TNF driving progression

Rossi S, Motta C, Studer V, Barbieri F, Buttari F, Bergami A, Sancesario G, Bernardini S, De Angelis G, Martino G, Furlan R, Centonze D. Tumor necrosis factor is elevated in progressive multiple sclerosis and causes excitotoxic neurodegeneration.Mult Scler. 2013 Jul 25. [Epub ahead of print]
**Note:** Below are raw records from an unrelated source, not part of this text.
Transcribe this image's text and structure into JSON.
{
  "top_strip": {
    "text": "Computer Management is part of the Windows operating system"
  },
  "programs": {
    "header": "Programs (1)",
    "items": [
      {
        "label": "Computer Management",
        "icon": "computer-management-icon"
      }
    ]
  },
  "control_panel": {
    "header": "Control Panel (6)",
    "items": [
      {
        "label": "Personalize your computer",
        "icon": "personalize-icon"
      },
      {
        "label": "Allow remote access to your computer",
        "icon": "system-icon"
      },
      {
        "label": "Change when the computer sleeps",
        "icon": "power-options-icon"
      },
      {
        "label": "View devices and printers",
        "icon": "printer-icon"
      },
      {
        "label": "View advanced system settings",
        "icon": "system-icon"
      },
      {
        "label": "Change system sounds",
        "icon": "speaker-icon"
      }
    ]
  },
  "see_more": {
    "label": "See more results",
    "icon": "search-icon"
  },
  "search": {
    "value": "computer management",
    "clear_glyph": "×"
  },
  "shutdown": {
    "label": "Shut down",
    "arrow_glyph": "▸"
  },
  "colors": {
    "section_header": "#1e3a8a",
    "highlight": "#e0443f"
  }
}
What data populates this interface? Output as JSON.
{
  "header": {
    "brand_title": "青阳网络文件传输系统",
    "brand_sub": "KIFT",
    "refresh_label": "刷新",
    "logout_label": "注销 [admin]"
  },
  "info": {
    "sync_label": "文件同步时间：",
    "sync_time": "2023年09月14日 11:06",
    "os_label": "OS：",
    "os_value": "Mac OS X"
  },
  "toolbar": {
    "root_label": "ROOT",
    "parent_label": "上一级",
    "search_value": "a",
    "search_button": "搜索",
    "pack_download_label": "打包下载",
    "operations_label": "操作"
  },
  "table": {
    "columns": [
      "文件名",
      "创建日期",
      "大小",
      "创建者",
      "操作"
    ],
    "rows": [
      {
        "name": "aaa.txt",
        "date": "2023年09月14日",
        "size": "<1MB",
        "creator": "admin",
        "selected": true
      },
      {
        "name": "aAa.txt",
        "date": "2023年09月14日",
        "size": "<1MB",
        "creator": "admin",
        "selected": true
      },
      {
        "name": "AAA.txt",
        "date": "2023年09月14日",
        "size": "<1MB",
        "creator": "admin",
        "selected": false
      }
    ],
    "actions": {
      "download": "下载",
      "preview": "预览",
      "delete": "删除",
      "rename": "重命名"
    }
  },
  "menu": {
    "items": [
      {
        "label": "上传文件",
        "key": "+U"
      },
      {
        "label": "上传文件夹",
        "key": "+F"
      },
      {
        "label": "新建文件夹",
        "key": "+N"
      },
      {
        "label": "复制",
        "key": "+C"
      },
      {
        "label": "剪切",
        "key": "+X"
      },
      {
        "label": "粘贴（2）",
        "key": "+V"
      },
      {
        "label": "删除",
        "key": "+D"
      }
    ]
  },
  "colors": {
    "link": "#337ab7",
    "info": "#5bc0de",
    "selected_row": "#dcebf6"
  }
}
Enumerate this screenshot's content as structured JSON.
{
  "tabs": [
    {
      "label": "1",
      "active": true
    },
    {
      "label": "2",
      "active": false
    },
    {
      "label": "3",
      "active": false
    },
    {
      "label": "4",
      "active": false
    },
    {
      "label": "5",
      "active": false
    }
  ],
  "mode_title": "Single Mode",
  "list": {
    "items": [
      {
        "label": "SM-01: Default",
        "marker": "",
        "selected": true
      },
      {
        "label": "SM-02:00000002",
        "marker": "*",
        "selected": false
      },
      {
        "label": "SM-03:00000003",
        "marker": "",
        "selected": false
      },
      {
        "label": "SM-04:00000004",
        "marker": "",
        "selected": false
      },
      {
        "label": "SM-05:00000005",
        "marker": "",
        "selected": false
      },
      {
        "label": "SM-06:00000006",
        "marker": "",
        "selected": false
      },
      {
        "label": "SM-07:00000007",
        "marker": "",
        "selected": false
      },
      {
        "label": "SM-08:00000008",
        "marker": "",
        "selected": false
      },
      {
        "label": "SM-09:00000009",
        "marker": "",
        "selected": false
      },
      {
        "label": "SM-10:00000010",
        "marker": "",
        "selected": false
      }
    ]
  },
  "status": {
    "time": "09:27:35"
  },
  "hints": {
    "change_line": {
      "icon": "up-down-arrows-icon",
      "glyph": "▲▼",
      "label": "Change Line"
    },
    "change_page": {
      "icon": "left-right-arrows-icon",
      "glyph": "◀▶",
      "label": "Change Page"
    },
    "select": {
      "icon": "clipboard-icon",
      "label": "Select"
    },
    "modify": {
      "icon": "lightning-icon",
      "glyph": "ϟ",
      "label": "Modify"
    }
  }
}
BACKGROUND:Chronic inflammation leads to gray matter damage in progressive multiple sclerosis (MS), but the mechanism linking inflammation and neurodegeneration is unclear.
OBJECTIVE: The objective of this paper is to investigate the synaptic mechanism of inflammatory neurodegeneration in progressive forms of MS.
METHODS: Cytokine and neurofilament-light were determined in cerebrospinal fluid (CSF) of MS patients. In vitro electrophysiology and cell swelling experiments were performed to measure the effects of inflammatory cytokines in the CSF of MS patients on synaptic transmission and neuronal integrity.
RESULTS: Tumor necrosis factor-α (TNF) was higher in CSF of progressive MS subjects, and caused excitotoxic neuronal death in vitro. In murine brain slices incubated in the presence of CSF from progressive MS, in fact, we observed increased spontaneous excitatory postsynaptic currents (sEPSCs) and glutamate-mediated neuronal swelling through a mechanism dependent on enhanced TNF signaling. We also suggested a pathogenic role of B cells in TNF CSF increase, exacerbation of glutamatergic transmission and neuronal damage, since CNS depletion of B cells with intrathecal rituximab caused a dramatic reduction of TNF levels, of TNF-induced sEPSC alterations, and of neurofilament CSF concentrations in a patient with progressive MS.
CONCLUSION: Our results point to TNF as a primary neurotoxic molecule in progressive forms of MS.

Damn my patent on TNF inhibition in the CNS has long since expired, but targeting TNF has become a no-no because inhibition of TNF has been attributed to disease worsening. 

This study highlights that you need to treat a disease and not just a mechanism. 

The immunologist world view is that everything revolves around inflammation and T, cells and B cells and block this and you solve everything. 

This study confirms what I have long suspected that TNF is involved in neural signalling. When you have a cytokine storm after alemtuzumab administration, your old lesions become reactivated. This suggests to me that demyelinated pathways may be even more vulnerable to this. So when anti-TNF makes MS worse it may not be just because of immune effects but something to do with neural function. 

That anti-TNF does not worsen EAE is used as a stick to beat the animal modellers, but element may have been lacking in the animal studies as the reagents were never administered to animals with demyelination, so people are comparing chalk with cheese. I wonder what would happen if you gave an animal with demyelination anti-TNF.

Would this slow progression as it is implicated that high TNF levels are damaging. Will Ibudilast inhibit this mechanism?